Mengapa harus harap-harap cemas? Yang menjadi penyebab tak lain adalah kanal 3G yang masih tersisa, yakni kanal 11 dan 12. Menjadi harapan, lantaran ada peluang untuk menambah aset, semakin besar spektrum yang dikuasai akan semakin nyaman pelanggan dilayani dengan kualitas yang lebih baik.

Ibarat jalan tol, kanal 11 dan 12 menambah jalur jalan sehingga lalu lintas kendaraan semakin cepat dan semakin banyak. Dalam telekomunikasi selular, spektrum frekuensi hampir mirip dengan analogi jalan tol.

Bila dikaitkan dengan era broadband dan semakin terbiasanya masyarakat berkomunikasi data, kirim email, browsing internet, bertukar informasi teks dan gambar, maka bertambahnya kanal frekuensi sama dengan memperkuat kinerja dan layanan.

Alhasil, mereka yang memenangkan kanal 11 dan atau 12 memiliki potensi untuk lebih unggul dalam persaingan ke depan.

Lalu kenapa cemas? Begini, siapapun yang mendapatkan kanal 12, sebagai hasil penataan frekuensi yang saling berdekatan (contiguous), kemungkinan besar akan menanggung biaya tambahan yang jumlahnya belum pasti namun besar sekali.

Semua operator tahu, kanal ini kotor alias penuh dengan interferensi, khususnya interferensi dari Operator selular CDMA yang berada di pita frekuensi 20xx-20xy MHz.

Mendapatkan kanal 12 sama dengan mendapatkan lahan yang penuh puing, semak belukar, dan pohon besar, yang semuanya harus dibersihkan untuk dapat digunakan mendirikan bangunan.

Belajar dari pengalaman di masa lalu, operator yang mendapatkan spektrum frekuensi kotor menjadi kewajiban baginya untuk membersihkan sendiri spektrum frekuensi itu.

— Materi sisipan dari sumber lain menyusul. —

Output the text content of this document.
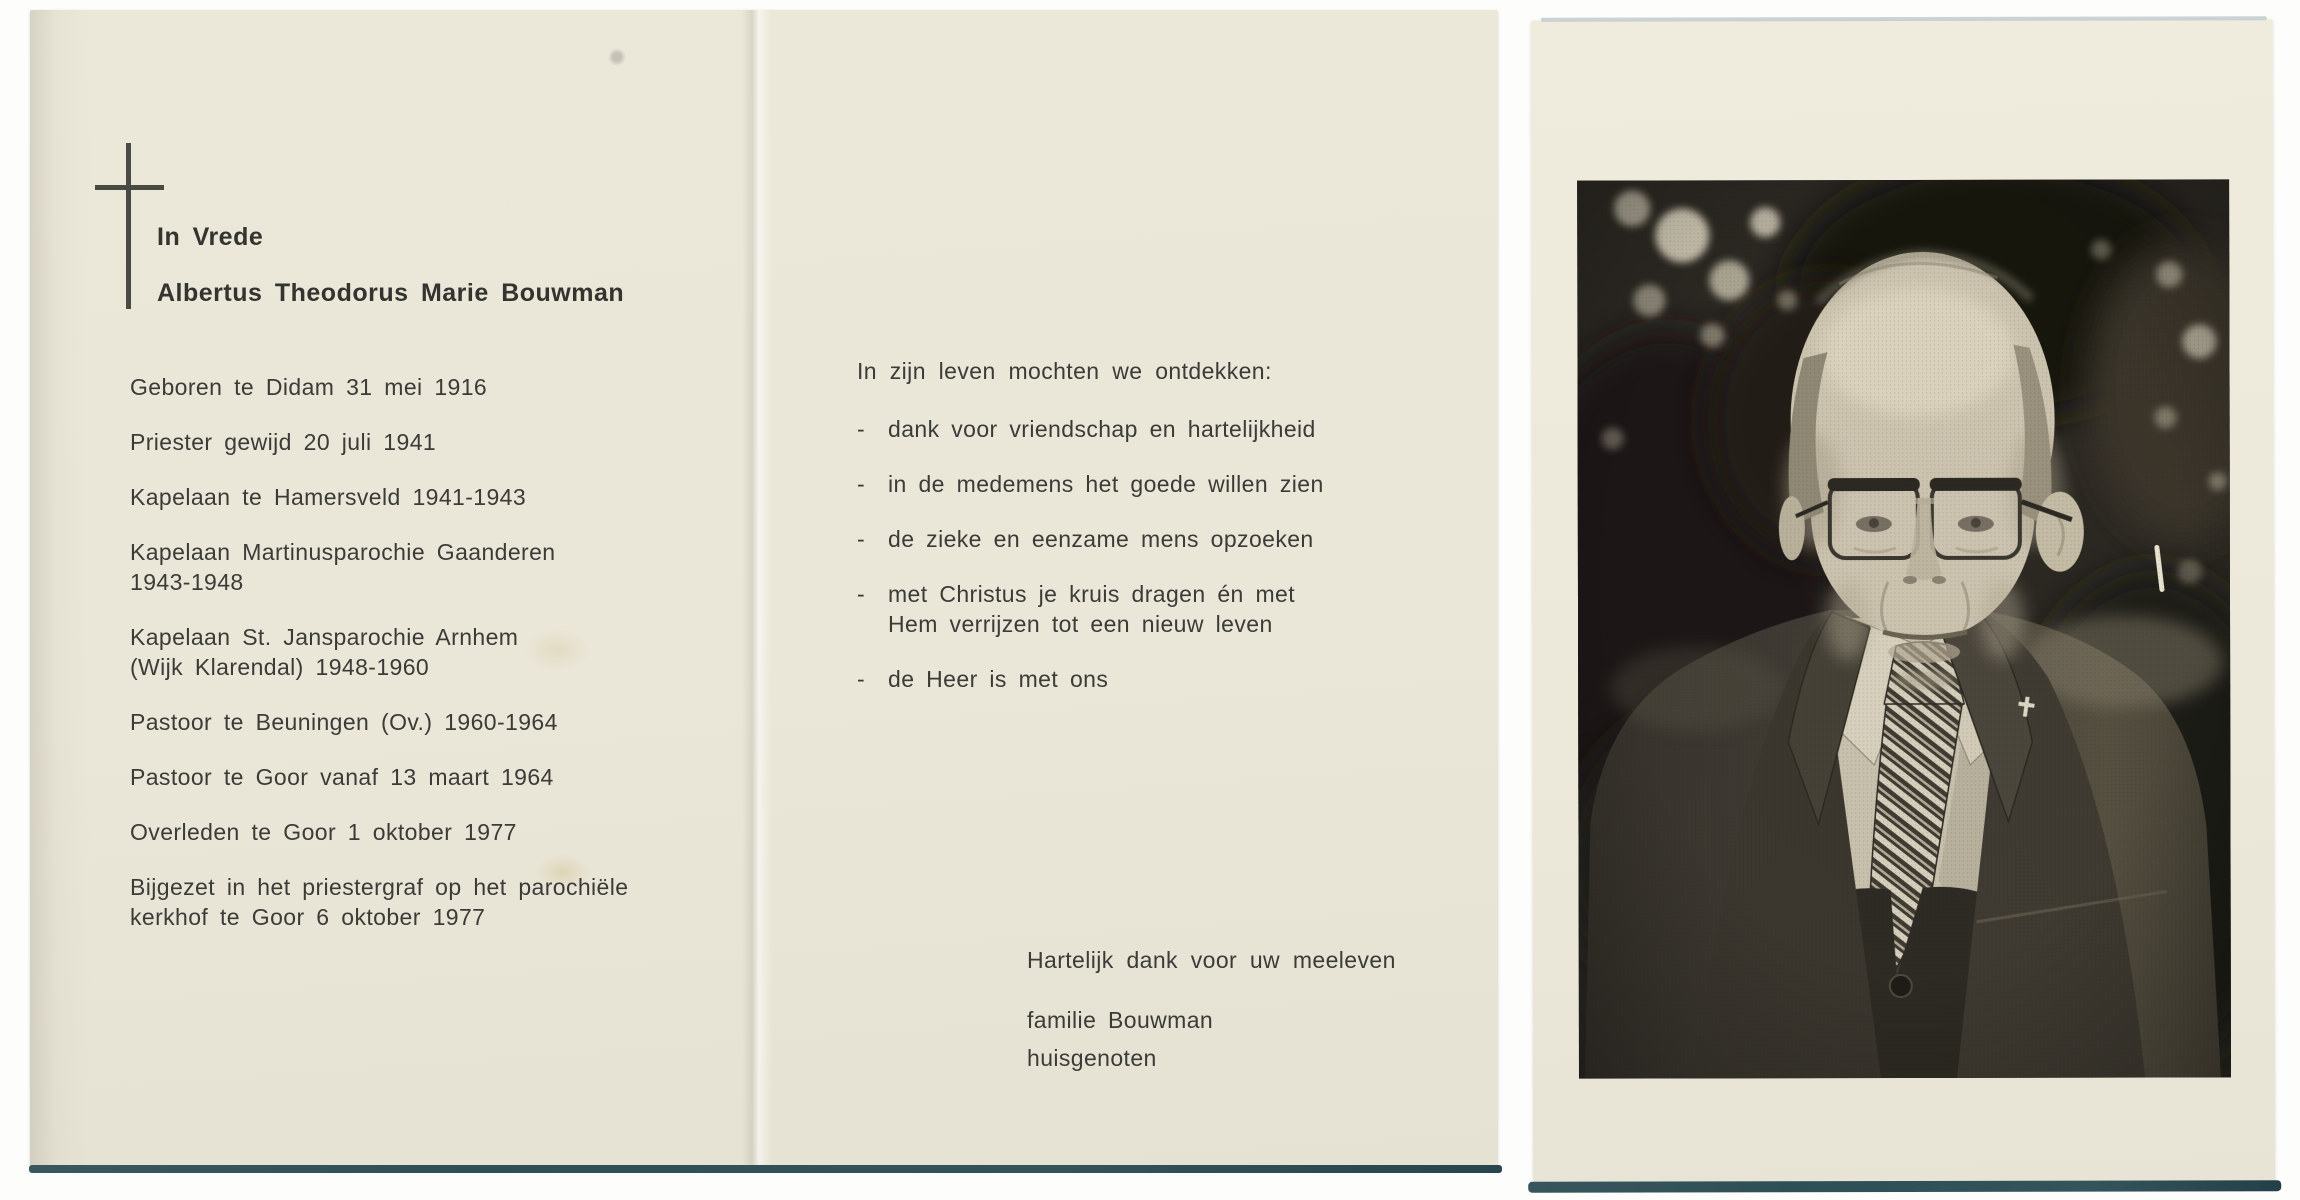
In Vrede
Albertus Theodorus Marie Bouwman

Geboren te Didam 31 mei 1916

Priester gewijd 20 juli 1941

Kapelaan te Hamersveld 1941-1943

Kapelaan Martinusparochie Gaanderen
1943-1948

Kapelaan St. Jansparochie Arnhem
(Wijk Klarendal) 1948-1960

Pastoor te Beuningen (Ov.) 1960-1964

Pastoor te Goor vanaf 13 maart 1964

Overleden te Goor 1 oktober 1977

Bijgezet in het priestergraf op het parochiële
kerkhof te Goor 6 oktober 1977

In zijn leven mochten we ontdekken:
-	dank voor vriendschap en hartelijkheid
-	in de medemens het goede willen zien
-	de zieke en eenzame mens opzoeken
-	met Christus je kruis dragen én met
Hem verrijzen tot een nieuw leven
-	de Heer is met ons
Hartelijk dank voor uw meeleven
familie Bouwman
huisgenoten
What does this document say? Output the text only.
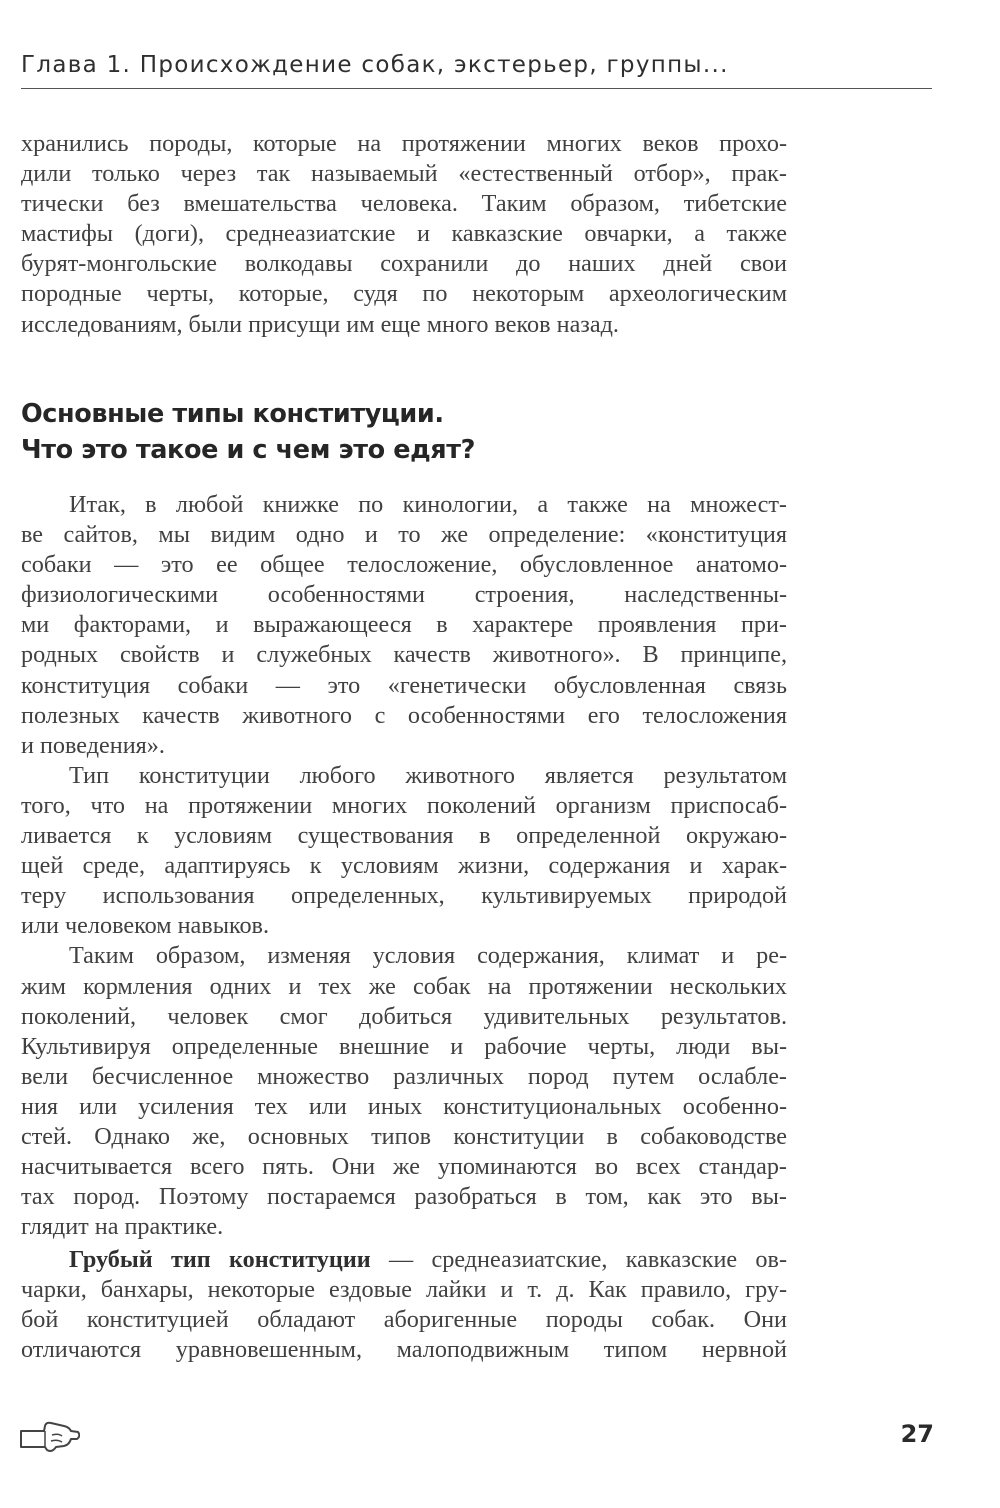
Глава 1. Происхождение собак, экстерьер, группы...
хранились породы, которые на протяжении многих веков прохо-
дили только через так называемый «естественный отбор», прак-
тически без вмешательства человека. Таким образом, тибетские
мастифы (доги), среднеазиатские и кавказские овчарки, а также
бурят-монгольские волкодавы сохранили до наших дней свои
породные черты, которые, судя по некоторым археологическим
исследованиям, были присущи им еще много веков назад.
Основные типы конституции.
Что это такое и с чем это едят?
Итак, в любой книжке по кинологии, а также на множест-
ве сайтов, мы видим одно и то же определение: «конституция
собаки — это ее общее телосложение, обусловленное анатомо-
физиологическими особенностями строения, наследственны-
ми факторами, и выражающееся в характере проявления при-
родных свойств и служебных качеств животного». В принципе,
конституция собаки — это «генетически обусловленная связь
полезных качеств животного с особенностями его телосложения
и поведения».
Тип конституции любого животного является результатом
того, что на протяжении многих поколений организм приспосаб-
ливается к условиям существования в определенной окружаю-
щей среде, адаптируясь к условиям жизни, содержания и харак-
теру использования определенных, культивируемых природой
или человеком навыков.
Таким образом, изменяя условия содержания, климат и ре-
жим кормления одних и тех же собак на протяжении нескольких
поколений, человек смог добиться удивительных результатов.
Культивируя определенные внешние и рабочие черты, люди вы-
вели бесчисленное множество различных пород путем ослабле-
ния или усиления тех или иных конституциональных особенно-
стей. Однако же, основных типов конституции в собаководстве
насчитывается всего пять. Они же упоминаются во всех стандар-
тах пород. Поэтому постараемся разобраться в том, как это вы-
глядит на практике.
Грубый тип конституции — среднеазиатские, кавказские ов-
чарки, банхары, некоторые ездовые лайки и т. д. Как правило, гру-
бой конституцией обладают аборигенные породы собак. Они
отличаются уравновешенным, малоподвижным типом нервной
27
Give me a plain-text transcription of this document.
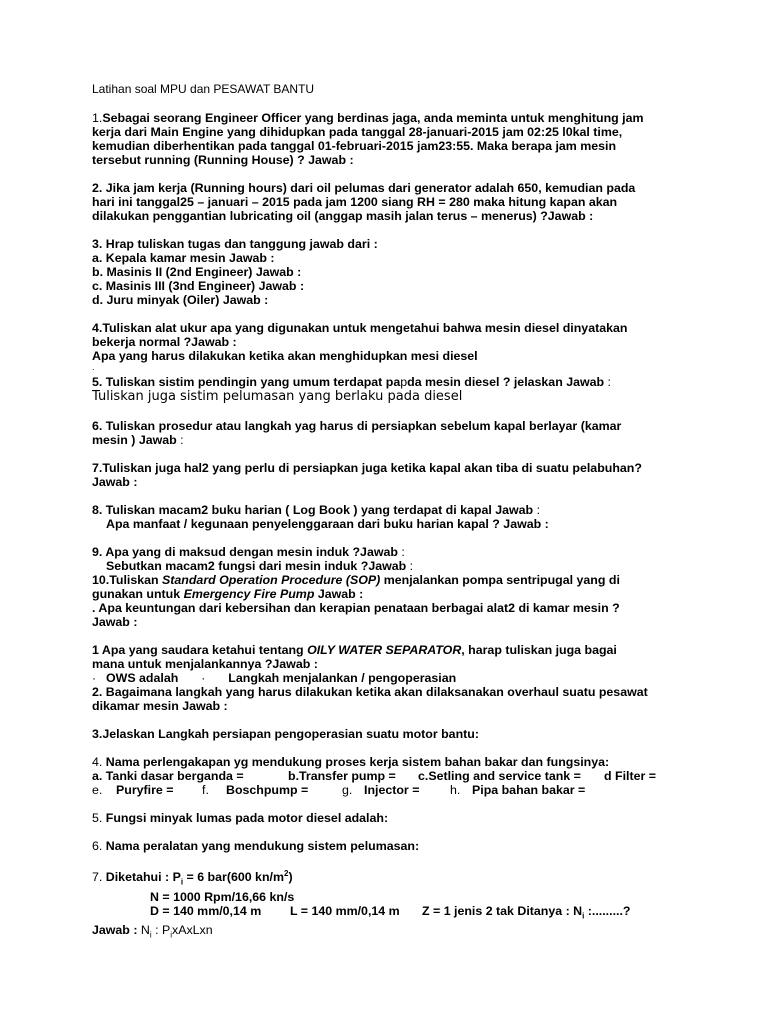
Latihan soal MPU dan PESAWAT BANTU
1.Sebagai seorang Engineer Officer yang berdinas jaga, anda meminta untuk menghitung jam
kerja dari Main Engine yang dihidupkan pada tanggal 28-januari-2015 jam 02:25 l0kal time,
kemudian diberhentikan pada tanggal 01-februari-2015 jam23:55. Maka berapa jam mesin
tersebut running (Running House) ? Jawab :
2. Jika jam kerja (Running hours) dari oil pelumas dari generator adalah 650, kemudian pada
hari ini tanggal25 – januari – 2015 pada jam 1200 siang RH = 280 maka hitung kapan akan
dilakukan penggantian lubricating oil (anggap masih jalan terus – menerus) ?Jawab :
3. Hrap tuliskan tugas dan tanggung jawab dari :
a. Kepala kamar mesin Jawab :
b. Masinis II (2nd Engineer) Jawab :
c. Masinis III (3nd Engineer) Jawab :
d. Juru minyak (Oiler) Jawab :
4.Tuliskan alat ukur apa yang digunakan untuk mengetahui bahwa mesin diesel dinyatakan
bekerja normal ?Jawab :
Apa yang harus dilakukan ketika akan menghidupkan mesi diesel
.
5. Tuliskan sistim pendingin yang umum terdapat papda mesin diesel ? jelaskan Jawab :
Tuliskan juga sistim pelumasan yang berlaku pada diesel
6. Tuliskan prosedur atau langkah yag harus di persiapkan sebelum kapal berlayar (kamar
mesin ) Jawab :
7.Tuliskan juga hal2 yang perlu di persiapkan juga ketika kapal akan tiba di suatu pelabuhan?
Jawab :
8. Tuliskan macam2 buku harian ( Log Book ) yang terdapat di kapal Jawab :
Apa manfaat / kegunaan penyelenggaraan dari buku harian kapal ? Jawab :
9. Apa yang di maksud dengan mesin induk ?Jawab :
Sebutkan macam2 fungsi dari mesin induk ?Jawab :
10.Tuliskan Standard Operation Procedure (SOP) menjalankan pompa sentripugal yang di
gunakan untuk Emergency Fire Pump Jawab :
. Apa keuntungan dari kebersihan dan kerapian penataan berbagai alat2 di kamar mesin ?
Jawab :
1 Apa yang saudara ketahui tentang OILY WATER SEPARATOR, harap tuliskan juga bagai
mana untuk menjalankannya ?Jawab :
· OWS adalah · Langkah menjalankan / pengoperasian
2. Bagaimana langkah yang harus dilakukan ketika akan dilaksanakan overhaul suatu pesawat
dikamar mesin Jawab :
3.Jelaskan Langkah persiapan pengoperasian suatu motor bantu:
4. Nama perlengakapan yg mendukung proses kerja sistem bahan bakar dan fungsinya:
a. Tanki dasar berganda =	b.Transfer pump = c.Setling and service tank = d Filter =
e. Puryfire = f. Boschpump =	g. Injector = h. Pipa bahan bakar =
5. Fungsi minyak lumas pada motor diesel adalah:
6. Nama peralatan yang mendukung sistem pelumasan:
7. Diketahui : $P_i = 6$ bar(600 $kn/m^2$)
N = 1000 Rpm/16,66 kn/s
D = 140 mm/0,14 m L = 140 mm/0,14 m Z = 1 jenis 2 tak Ditanya : $N_i$ :.........?
Jawab : $N_i$ : $P_ixAxLxn$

Persoalannya, kebiasaan seperti itu muncul karena operator menerima spektrum frekuensi berdasarkan mekanisme proses administrasi, tidak diharuskan membayar up front fee dan biaya hak penggunaan (BHP) frekuensi dalam jumlah besar hingga miliaran rupiah, bahkan cenderung gratis. Sehingga apapun resikonya menjadi tanggungan operator.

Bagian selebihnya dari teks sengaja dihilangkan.